Oxidative stress is a theory that some people have advanced to account for the atypical brain development seen in autism, and abnormal levels of antioxidants have been reported in children with autism. But there are no randomized, controlled trials testing the notion that supplementation with folic acid, a water-soluble B vitamin that helps produce and maintain new cells, would have beneficial effects.

Secretin—Grade: A

Secretin, a gastrointestinal hormone, is one of the most extensively studied autism treatments. More than a dozen well-designed, well-executed studies have failed to find any benefit.

Pharmaceutical treatments

Antibiotics—Grade: C

Parent reports of frequent respiratory or gastrointestinal infections in children with autism are used to support the theory that the children have immune system problems, but those findings have not been confirmed. One study found short-term behavioral improvement in 11 children treated with oral vancomycin. But there are no other data supporting the use of antibiotics, and the researchers in that study said they would not recommend it for routine treatment.

Antifungal agents—Grade: C

Treatment with antifungal agents is based on the premise that imbalances in intestinal flora or other immune factors lead to an overgrowth of yeast.
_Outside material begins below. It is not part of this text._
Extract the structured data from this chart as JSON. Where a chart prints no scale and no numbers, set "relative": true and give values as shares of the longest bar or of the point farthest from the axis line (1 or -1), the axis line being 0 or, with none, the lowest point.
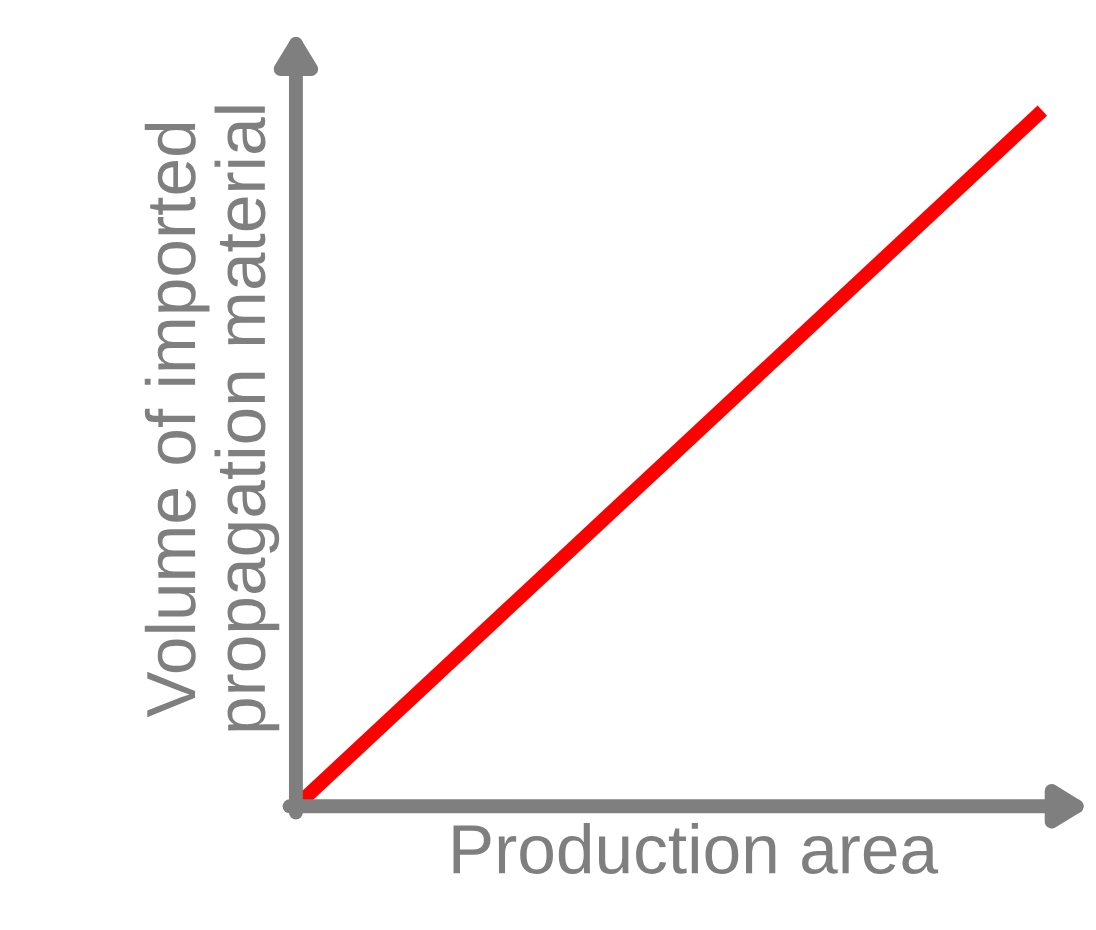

No controlled trials have tested antifungals as an autism treatment despite the popularity of medications such as nystatin (Mycostatin) and fluconazole (Diflucan).

Gastrointestinal medications—Grade: C

Children with autism frequently have symptoms such as reflux, constipation and diarrhea, and eat only a very limited number of foods. There are no evidence-based studies on the efficacy of digestive enzymes or probiotics for treating these symptoms.

Hyperbaric Oxygen Therapy—Grade: C

Hyperbaric oxygen therapy (HBOT) is used in conventional medicine to treat carbon monoxide poisoning and to speed wound healing, and it has become popular as an autism treatment based on theories that implicate gut or brain inflammation or lack of blood flow to the brain. There are no randomized clinical trials of HBOT for autism. One open trial of 18 children with autism found some decrease in C-reactive protein, a marker for inflammation, and parents reported improved behavior. But the subjective measures and the fact that many of the children were also taking antioxidant supplements "make this study difficult to interpret," Hyman and Levy report.

Immune therapies—Grade: C

Some alternative practitioners recommend treatment with intravenous immunoglobulin-G, on the premise that immune deficits cause symptoms of autism. One open trial reported subjective improvements, but two other trials with specific outcome measures found no benefit.

Other approaches

Chelation—Grade: C

One alternative theory holds that mercury is poorly eliminated by children with autism, and that the toxic metal alters immune function and development. Epidemiological studies have failed to find a link between the use of the ethyl mercury–based preservative thimerosal in vaccines and autism. Despite this, chelation, the standard treatment for heavy metal poisoning, is marketed as an off-label treatment for autism. There are no controlled studies testing chelation's safety or effectiveness as an autism treatment, and at least one child has died after being treated with EDTA (ethylenediamine tetraacetic acid) chelation for autism.

Gluten-free/casein-free diet (GF/CF)—Grade: B

This diet is a popular alternative treatment for autism, based on the premise that the proteins gluten (found in wheat) and casein (in milk) aggravate autistic symptoms because they in some way mimic opiate neuropeptides. One small single-blind trial found some improvements; larger double-blinded trials have found none. Hyman and Levy speculate that improvements seen by parents may be from removing lactose from the diets of children who are lactose intolerant.

Source: Levy, S.E. & Hyman, S.L. Child Adolesc. Psychiatr. Clin.  N. Amer. 17, 803-820 (2008).
Child Adolesc Psychiatr Clin N Am. 2008 October; 17(4): 803–ix.